Today, the average lifespan of men is now 73, while women live to be an average age of 79. Combine this longer duration of payout with the increase in eligible recipients that is resulting from the maturation of the baby boomer generation and there is clearly going to burden the existing system. The age of eligibility should be adjusted to conform to our increased life expectancy. This same revised actuarial formula should be applied to Medicare.

Additionally, no payments should be made to those who have not paid into the system. This would apply to all foreign nationals. If a foreign national is working legally within America, they won’t be responsible for paying in, because they won’t be eligible to collect. If they’re here illegally, they shouldn’t be on anyone’s payroll to begin with.

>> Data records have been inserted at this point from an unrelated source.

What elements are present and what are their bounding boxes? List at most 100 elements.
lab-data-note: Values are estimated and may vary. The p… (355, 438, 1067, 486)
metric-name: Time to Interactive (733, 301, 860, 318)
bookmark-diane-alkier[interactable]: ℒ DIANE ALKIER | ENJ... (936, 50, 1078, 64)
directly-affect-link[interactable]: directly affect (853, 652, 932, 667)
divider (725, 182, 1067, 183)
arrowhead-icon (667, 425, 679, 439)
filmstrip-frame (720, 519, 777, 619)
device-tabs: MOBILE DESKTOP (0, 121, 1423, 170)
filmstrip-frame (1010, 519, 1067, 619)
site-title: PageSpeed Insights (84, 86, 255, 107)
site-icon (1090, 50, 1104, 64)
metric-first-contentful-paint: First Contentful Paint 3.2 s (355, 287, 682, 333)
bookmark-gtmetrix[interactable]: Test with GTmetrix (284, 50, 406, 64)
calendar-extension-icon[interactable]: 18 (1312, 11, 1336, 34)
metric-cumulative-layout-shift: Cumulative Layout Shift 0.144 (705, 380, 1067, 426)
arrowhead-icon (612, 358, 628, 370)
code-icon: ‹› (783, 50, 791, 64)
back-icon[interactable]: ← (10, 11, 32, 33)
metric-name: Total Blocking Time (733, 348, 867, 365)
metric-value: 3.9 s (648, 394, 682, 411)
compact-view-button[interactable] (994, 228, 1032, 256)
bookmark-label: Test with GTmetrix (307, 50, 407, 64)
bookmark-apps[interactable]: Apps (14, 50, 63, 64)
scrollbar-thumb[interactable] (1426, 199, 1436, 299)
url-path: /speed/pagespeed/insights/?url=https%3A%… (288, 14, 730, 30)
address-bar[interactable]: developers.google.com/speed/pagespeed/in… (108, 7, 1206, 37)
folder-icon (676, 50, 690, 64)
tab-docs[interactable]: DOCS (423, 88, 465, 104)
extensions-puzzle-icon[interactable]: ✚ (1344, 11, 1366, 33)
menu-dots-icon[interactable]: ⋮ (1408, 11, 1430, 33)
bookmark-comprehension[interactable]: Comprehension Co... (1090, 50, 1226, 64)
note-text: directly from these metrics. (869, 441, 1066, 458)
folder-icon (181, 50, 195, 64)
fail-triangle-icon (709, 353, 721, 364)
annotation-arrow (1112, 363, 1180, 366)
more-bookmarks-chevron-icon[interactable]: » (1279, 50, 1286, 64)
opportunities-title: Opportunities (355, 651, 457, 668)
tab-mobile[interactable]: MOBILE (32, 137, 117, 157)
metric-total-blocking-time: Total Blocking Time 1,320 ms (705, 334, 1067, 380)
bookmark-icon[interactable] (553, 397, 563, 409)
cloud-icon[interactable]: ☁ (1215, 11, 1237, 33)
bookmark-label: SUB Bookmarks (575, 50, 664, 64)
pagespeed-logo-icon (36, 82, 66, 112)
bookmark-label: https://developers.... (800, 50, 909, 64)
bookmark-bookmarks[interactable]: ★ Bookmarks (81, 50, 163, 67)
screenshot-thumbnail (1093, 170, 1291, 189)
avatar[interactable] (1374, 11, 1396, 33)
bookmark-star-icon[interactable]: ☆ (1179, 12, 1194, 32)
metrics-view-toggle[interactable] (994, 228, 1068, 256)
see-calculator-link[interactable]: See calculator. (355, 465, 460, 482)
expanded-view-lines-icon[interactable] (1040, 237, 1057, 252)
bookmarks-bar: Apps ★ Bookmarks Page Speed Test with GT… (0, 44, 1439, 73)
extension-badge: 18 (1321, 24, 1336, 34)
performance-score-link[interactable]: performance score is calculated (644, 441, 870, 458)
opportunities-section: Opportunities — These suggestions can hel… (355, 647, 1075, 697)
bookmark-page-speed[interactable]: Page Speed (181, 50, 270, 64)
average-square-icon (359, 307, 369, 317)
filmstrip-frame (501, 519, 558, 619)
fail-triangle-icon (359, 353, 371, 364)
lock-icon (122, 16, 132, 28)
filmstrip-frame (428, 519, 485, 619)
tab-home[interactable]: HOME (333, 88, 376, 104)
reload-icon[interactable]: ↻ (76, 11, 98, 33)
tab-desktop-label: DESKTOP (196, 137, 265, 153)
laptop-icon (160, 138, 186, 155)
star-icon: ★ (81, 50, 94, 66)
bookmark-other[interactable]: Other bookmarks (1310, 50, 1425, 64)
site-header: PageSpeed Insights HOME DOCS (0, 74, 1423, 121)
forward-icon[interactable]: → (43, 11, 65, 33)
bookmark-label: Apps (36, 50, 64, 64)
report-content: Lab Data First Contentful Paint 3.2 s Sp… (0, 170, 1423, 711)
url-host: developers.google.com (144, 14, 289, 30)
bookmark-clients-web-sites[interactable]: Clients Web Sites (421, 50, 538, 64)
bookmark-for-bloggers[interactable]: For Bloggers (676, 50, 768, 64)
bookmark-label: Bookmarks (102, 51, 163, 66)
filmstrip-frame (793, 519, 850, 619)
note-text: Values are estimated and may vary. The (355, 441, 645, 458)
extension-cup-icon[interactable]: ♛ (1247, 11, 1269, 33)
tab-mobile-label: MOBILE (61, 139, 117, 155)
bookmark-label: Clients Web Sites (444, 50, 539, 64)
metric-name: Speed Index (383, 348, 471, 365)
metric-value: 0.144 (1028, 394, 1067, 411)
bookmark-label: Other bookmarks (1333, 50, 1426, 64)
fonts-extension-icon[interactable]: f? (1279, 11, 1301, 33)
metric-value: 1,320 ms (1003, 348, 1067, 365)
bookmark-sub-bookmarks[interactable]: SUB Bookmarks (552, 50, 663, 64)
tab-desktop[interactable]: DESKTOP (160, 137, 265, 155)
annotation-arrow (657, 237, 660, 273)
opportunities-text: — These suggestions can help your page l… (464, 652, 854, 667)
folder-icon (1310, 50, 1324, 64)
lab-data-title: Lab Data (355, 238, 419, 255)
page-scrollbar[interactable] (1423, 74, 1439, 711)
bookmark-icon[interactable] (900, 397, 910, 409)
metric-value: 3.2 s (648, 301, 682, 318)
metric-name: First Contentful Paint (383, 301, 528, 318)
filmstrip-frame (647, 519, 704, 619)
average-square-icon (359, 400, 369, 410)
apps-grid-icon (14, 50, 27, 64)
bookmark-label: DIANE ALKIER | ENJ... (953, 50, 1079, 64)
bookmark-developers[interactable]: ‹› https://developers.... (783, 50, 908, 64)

This is by no means a complete list. More needs to be done, but this is a place to start the conversation. The debt America has and continues to accumulate is an existential threat to the United States. To mortgage the well being of future generations in order to postpone the inevitable is not only irresponsible and dishonorable, it would be the first time a generation of Americans chose to leave the country a worse place for their children than was the one they inherited. All to spare themselves the pains of growing up.